Crops struggle in dry September weather

A dry September has caused difficulties for planting and establishing field-grown crops, and brought pests and diseases such as spider mite and powdery mildew to the fore, according to nursery consultant John Adlam.

Image: Morguefile
Image: Morguefile

Last month was the driest September since records began, with just one-fifth of normal September rainfall, and it came after the wettest January-August on record.

"The soil has been dry," said Adlam. "It's been quite difficult to get the soil broken down for autumn crops such as roses and fruit tree rootstock. Establishment of newly planted crops has been of concern and required irrigation to ensure settlement of soil for establishment."

Spider mite has thrived and late establishing powdery mildew has been a problem, as has rust on crops such as willow, hypericum, hollyhocks and mint. Reservoirs were generally quite low and those recycling water are seeing the benefits, he added.

Forecast frosts mean growers of crops such as natural season chrysanthemums need to use fleece, said Adlam.

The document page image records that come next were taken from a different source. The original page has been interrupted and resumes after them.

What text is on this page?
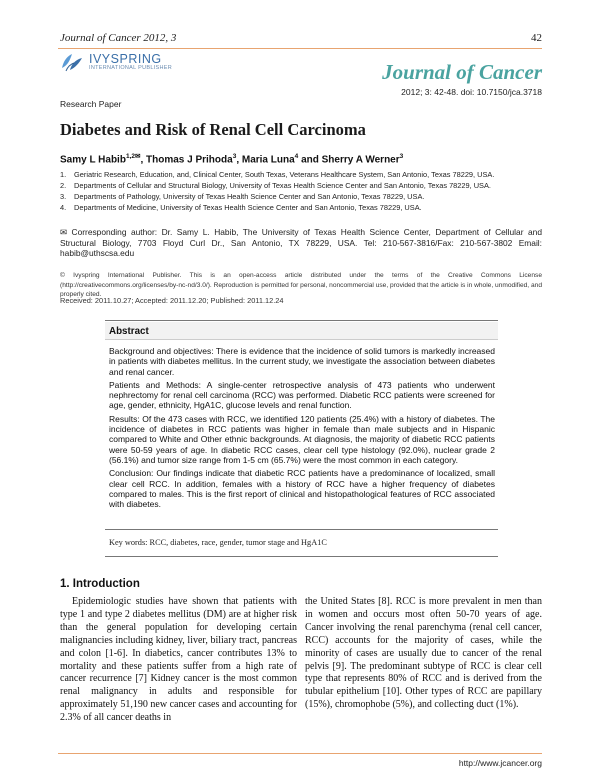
Journal of Cancer 2012, 3	42
IVYSPRING
INTERNATIONAL PUBLISHER	Journal of Cancer
2012; 3: 42-48. doi: 10.7150/jca.3718
Research Paper
Diabetes and Risk of Renal Cell Carcinoma
Samy L Habib$^{1,2✉}$, Thomas J Prihoda$^3$, Maria Luna$^4$ and Sherry A Werner$^3$
1.	Geriatric Research, Education, and, Clinical Center, South Texas, Veterans Healthcare System, San Antonio, Texas 78229, USA.
2.	Departments of Cellular and Structural Biology, University of Texas Health Science Center and San Antonio, Texas 78229, USA.
3.	Departments of Pathology, University of Texas Health Science Center and San Antonio, Texas 78229, USA.
4.	Departments of Medicine, University of Texas Health Science Center and San Antonio, Texas 78229, USA.
✉ Corresponding author: Dr. Samy L. Habib, The University of Texas Health Science Center, Department of Cellular and Structural Biology, 7703 Floyd Curl Dr., San Antonio, TX 78229, USA. Tel: 210-567-3816/Fax: 210-567-3802 Email: habib@uthscsa.edu
© Ivyspring International Publisher. This is an open-access article distributed under the terms of the Creative Commons License (http://creativecommons.org/licenses/by-nc-nd/3.0/). Reproduction is permitted for personal, noncommercial use, provided that the article is in whole, unmodified, and properly cited.
Received: 2011.10.27; Accepted: 2011.12.20; Published: 2011.12.24
Abstract

Background and objectives: There is evidence that the incidence of solid tumors is markedly increased in patients with diabetes mellitus. In the current study, we investigate the association between diabetes and renal cancer.

Patients and Methods: A single-center retrospective analysis of 473 patients who underwent nephrectomy for renal cell carcinoma (RCC) was performed. Diabetic RCC patients were screened for age, gender, ethnicity, HgA1C, glucose levels and renal function.

Results: Of the 473 cases with RCC, we identified 120 patients (25.4%) with a history of diabetes. The incidence of diabetes in RCC patients was higher in female than male subjects and in Hispanic compared to White and Other ethnic backgrounds. At diagnosis, the majority of diabetic RCC patients were 50-59 years of age. In diabetic RCC cases, clear cell type histology (92.0%), nuclear grade 2 (56.1%) and tumor size range from 1-5 cm (65.7%) were the most common in each category.

Conclusion: Our findings indicate that diabetic RCC patients have a predominance of localized, small clear cell RCC. In addition, females with a history of RCC have a higher frequency of diabetes compared to males. This is the first report of clinical and histopathological features of RCC associated with diabetes.

Key words: RCC, diabetes, race, gender, tumor stage and HgA1C
1. Introduction

Epidemiologic studies have shown that patients with type 1 and type 2 diabetes mellitus (DM) are at higher risk than the general population for developing certain malignancies including kidney, liver, biliary tract, pancreas and colon [1-6]. In diabetics, cancer contributes 13% to mortality and these patients suffer from a high rate of cancer recurrence [7] Kidney cancer is the most common renal malignancy in adults and responsible for approximately 51,190 new cancer cases and accounting for 2.3% of all cancer deaths in

the United States [8]. RCC is more prevalent in men than in women and occurs most often 50-70 years of age. Cancer involving the renal parenchyma (renal cell cancer, RCC) accounts for the majority of cases, while the minority of cases are usually due to cancer of the renal pelvis [9]. The predominant subtype of RCC is clear cell type that represents 80% of RCC and is derived from the tubular epithelium [10]. Other types of RCC are papillary (15%), chromophobe (5%), and collecting duct (1%).

http://www.jcancer.org
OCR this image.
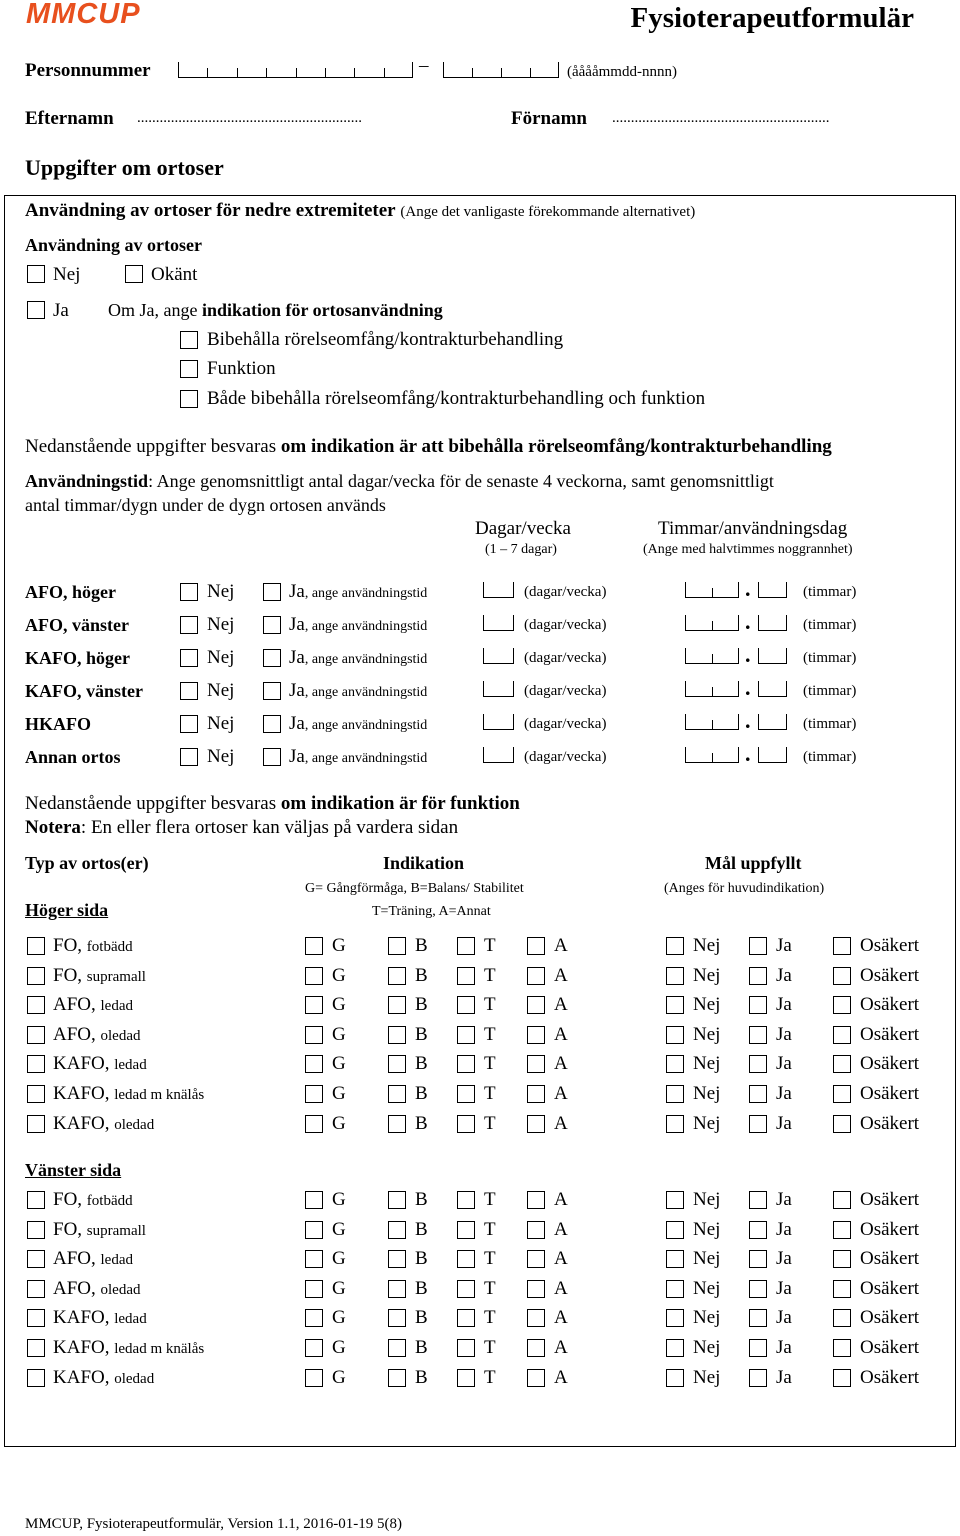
MMCUP	Fysioterapeutformulär
Personnummer	–	(ååååmmdd-nnnn)
Efternamn ............................................................	Förnamn ..........................................................
Uppgifter om ortoser
Användning av ortoser för nedre extremiteter (Ange det vanligaste förekommande alternativet)
Användning av ortoser
Nej	Okänt
Ja Om Ja, ange indikation för ortosanvändning
Bibehålla rörelseomfång/kontrakturbehandling
Funktion
Både bibehålla rörelseomfång/kontrakturbehandling och funktion
Nedanstående uppgifter besvaras om indikation är att bibehålla rörelseomfång/kontrakturbehandling
Användningstid: Ange genomsnittligt antal dagar/vecka för de senaste 4 veckorna, samt genomsnittligt
antal timmar/dygn under de dygn ortosen används
Dagar/vecka
(1 – 7 dagar)
Timmar/användningsdag
(Ange med halvtimmes noggrannhet)
AFO, höger	Nej	Ja, ange användningstid	(dagar/vecka)	.	(timmar)
AFO, vänster	Nej	Ja, ange användningstid	(dagar/vecka)	.	(timmar)
KAFO, höger	Nej	Ja, ange användningstid	(dagar/vecka)	.	(timmar)
KAFO, vänster	Nej	Ja, ange användningstid	(dagar/vecka)	.	(timmar)
HKAFO	Nej	Ja, ange användningstid	(dagar/vecka)	.	(timmar)
Annan ortos	Nej	Ja, ange användningstid	(dagar/vecka)	.	(timmar)
Nedanstående uppgifter besvaras om indikation är för funktion
Notera: En eller flera ortoser kan väljas på vardera sidan
Typ av ortos(er)	Indikation	Mål uppfyllt
G= Gångförmåga, B=Balans/ Stabilitet
T=Träning, A=Annat
(Anges för huvudindikation)
Höger sida
FO, fotbädd	G	B	T	A	Nej	Ja	Osäkert
FO, supramall	G	B	T	A	Nej	Ja	Osäkert
AFO, ledad	G	B	T	A	Nej	Ja	Osäkert
AFO, oledad	G	B	T	A	Nej	Ja	Osäkert
KAFO, ledad	G	B	T	A	Nej	Ja	Osäkert
KAFO, ledad m knälås	G	B	T	A	Nej	Ja	Osäkert
KAFO, oledad	G	B	T	A	Nej	Ja	Osäkert
Vänster sida
FO, fotbädd	G	B	T	A	Nej	Ja	Osäkert
FO, supramall	G	B	T	A	Nej	Ja	Osäkert
AFO, ledad	G	B	T	A	Nej	Ja	Osäkert
AFO, oledad	G	B	T	A	Nej	Ja	Osäkert
KAFO, ledad	G	B	T	A	Nej	Ja	Osäkert
KAFO, ledad m knälås	G	B	T	A	Nej	Ja	Osäkert
KAFO, oledad	G	B	T	A	Nej	Ja	Osäkert
MMCUP, Fysioterapeutformulär, Version 1.1, 2016-01-19 5(8)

He added that growing media is still releasing nutrients because it remains warm and that means crops are still growing, with frost threatening soft new growth.

Autumn colour is likely to be strong but the late onset of the season means leaf fall might happen all at once, causing issues for railways.

Bransford Webbs managing director Geoff Caesar said he has had notice to stop extracting water from the river but "it's not a problem at this time of the year".